En France, les premiers groupes Al-Anon se sont constitués en 1962. On en compte aujourd’hui 130, dont une dizaine en Bretagne.

J’étais tout le temps ou dans les reproches de ce qui s’était passé avant ou dans la peur de ce qui allait arriver.

Marie-Louise, membre des Al-Anon de Rennes

Pendant des années, Marie-Louise a vécu l’alcoolisme de son mari. " J’étais tout le temps dans les   reproches de ce qui s’était passé avant ou dans la peur de ce qui allait arriver : la voiture, les dépenses qu’il faisait. J’étais vraiment dans la trouille."

 

Une bouteille à la mer

 

Autour de la table, le vendredi soir, chacun peut raconter son histoire, ses peurs, ses souffrances. Qu’il s’agisse de son conjoint, de son père, de sa mère ou d’un enfant, les proches sont confrontés aux mêmes difficultés.
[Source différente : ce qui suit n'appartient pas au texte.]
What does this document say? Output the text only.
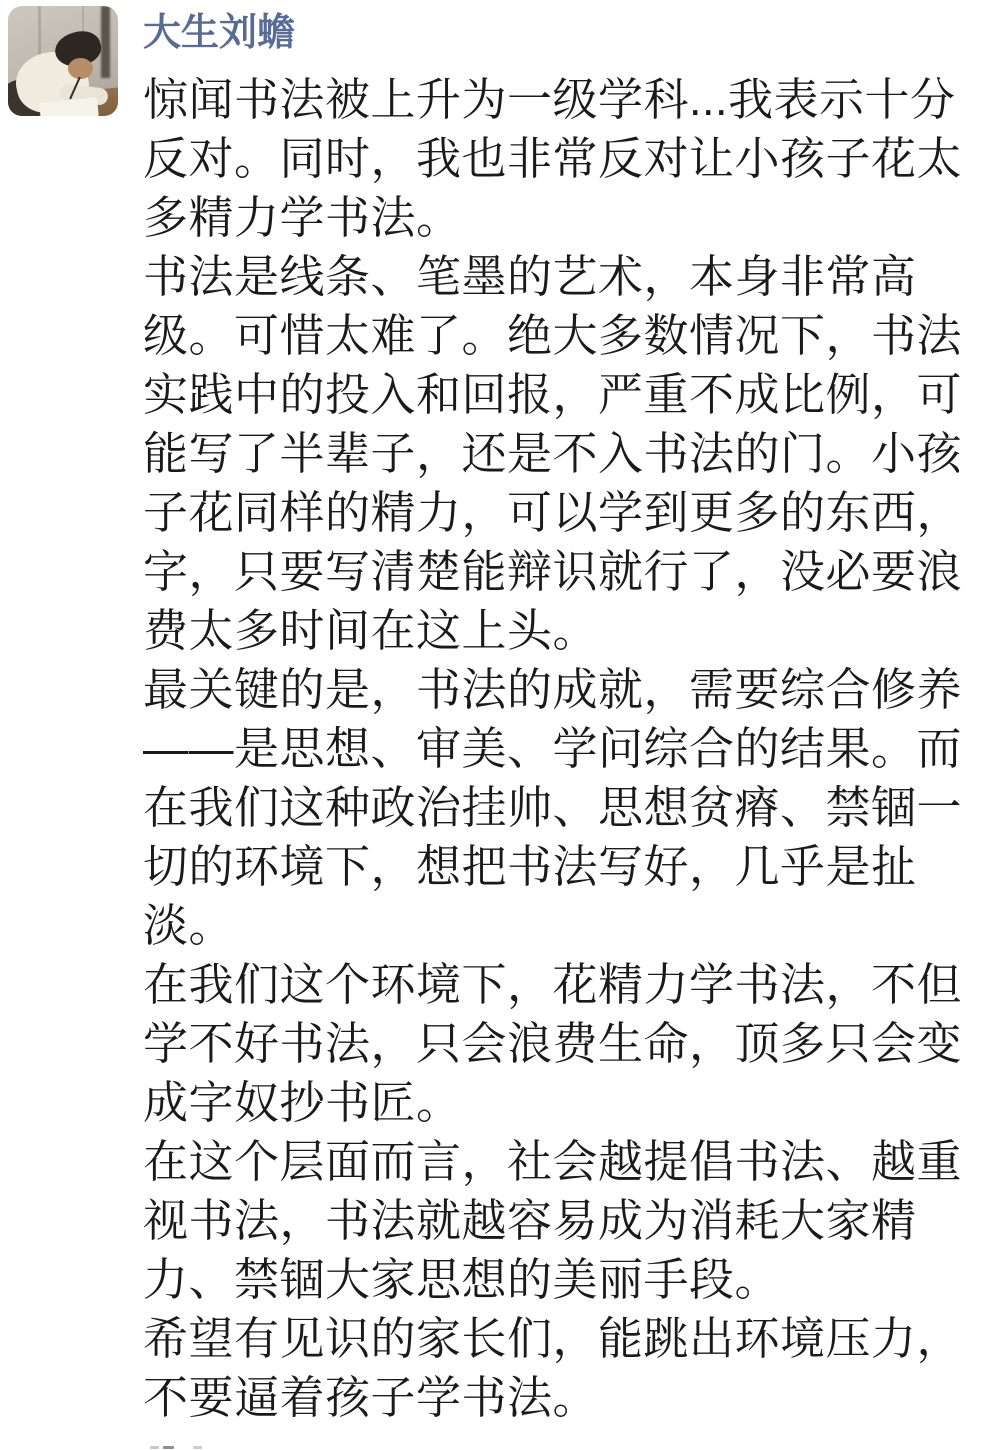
大生刘蟾
惊闻书法被上升为一级学科...我表示十分
反对。同时，我也非常反对让小孩子花太
多精力学书法。
书法是线条、笔墨的艺术，本身非常高
级。可惜太难了。绝大多数情况下，书法
实践中的投入和回报，严重不成比例，可
能写了半辈子，还是不入书法的门。小孩
子花同样的精力，可以学到更多的东西，
字，只要写清楚能辩识就行了，没必要浪
费太多时间在这上头。
最关键的是，书法的成就，需要综合修养
——是思想、审美、学问综合的结果。而
在我们这种政治挂帅、思想贫瘠、禁锢一
切的环境下，想把书法写好，几乎是扯
淡。
在我们这个环境下，花精力学书法，不但
学不好书法，只会浪费生命，顶多只会变
成字奴抄书匠。
在这个层面而言，社会越提倡书法、越重
视书法，书法就越容易成为消耗大家精
力、禁锢大家思想的美丽手段。
希望有见识的家长们，能跳出环境压力，
不要逼着孩子学书法。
Il y a d’abord les peurs. Celles de voir l’alcool prendre petit à petit toute la place, celles des risques au quotidien. Puis vient souvent la tentation de protéger, de chercher et même de trouver des excuses à cette plongée dans les verres. Une tentation souvent accompagnée d’un sentiment de culpabilité, l’impression d’être responsable de cette descente aux enfers. Arrivent ensuite les tentatives de contrôler, en cachant les bouteilles, en les vidant dans l'évier. Et puis la colère, face aux mensonges, aux promesses d’arrêter jamais tenues. Un engrenage que tous connaissent parfaitement.

Lire : Les Alcooliques anonymes ont 55 ans: "Savoir que l'on n'est plus seul" confie Charles

 

Une bouteille à l’amer  

"Quand on se retrouve en famille, témoigne Monica, fille d’un malade d’alcoolique, on fait toujours en fonction de lui et en fonction de ses réactions : de la peur qu’on peut avoir de la manière dont il pourrait réagir s’il ne fait pas ce qu’il veut comme il le veut, quand il le souhaite. On a peur aussi de comment ça pourrait se passer dehors parfois si on sort, donc, on s’empêche de faire beaucoup de choses."

Ce qui se dit dans la petite salle, entre deux petits gâteaux et deux tasses de café ou de tisane, restera ici. Personne ne juge, tout le monde comprend.

Des réunions pour apaiser et trouver des solutions

 

C’est au cours d’une de ces réunions que Laurine a compris que l’alcoolisme de son enfant était une maladie. "ça a été une libération. Cela m’a permis de me dire, je ne suis pas coupable et de se le dire, ça libère aussi !"

 

Aujourd’hui, Laurine attend les réunions avec impatience. Elle y prend ce dont elle a besoin, des conseils, de l’écoute, y abandonne parfois ses douleurs. "Venir en parler ici, cela fait beaucoup de bien parce que c’est un endroit où on peut pleurer, où on peut parler ouvertement, ça me fait du bien. Je sors d’ici avec de l’espoir, le sourire et davantage apaisée."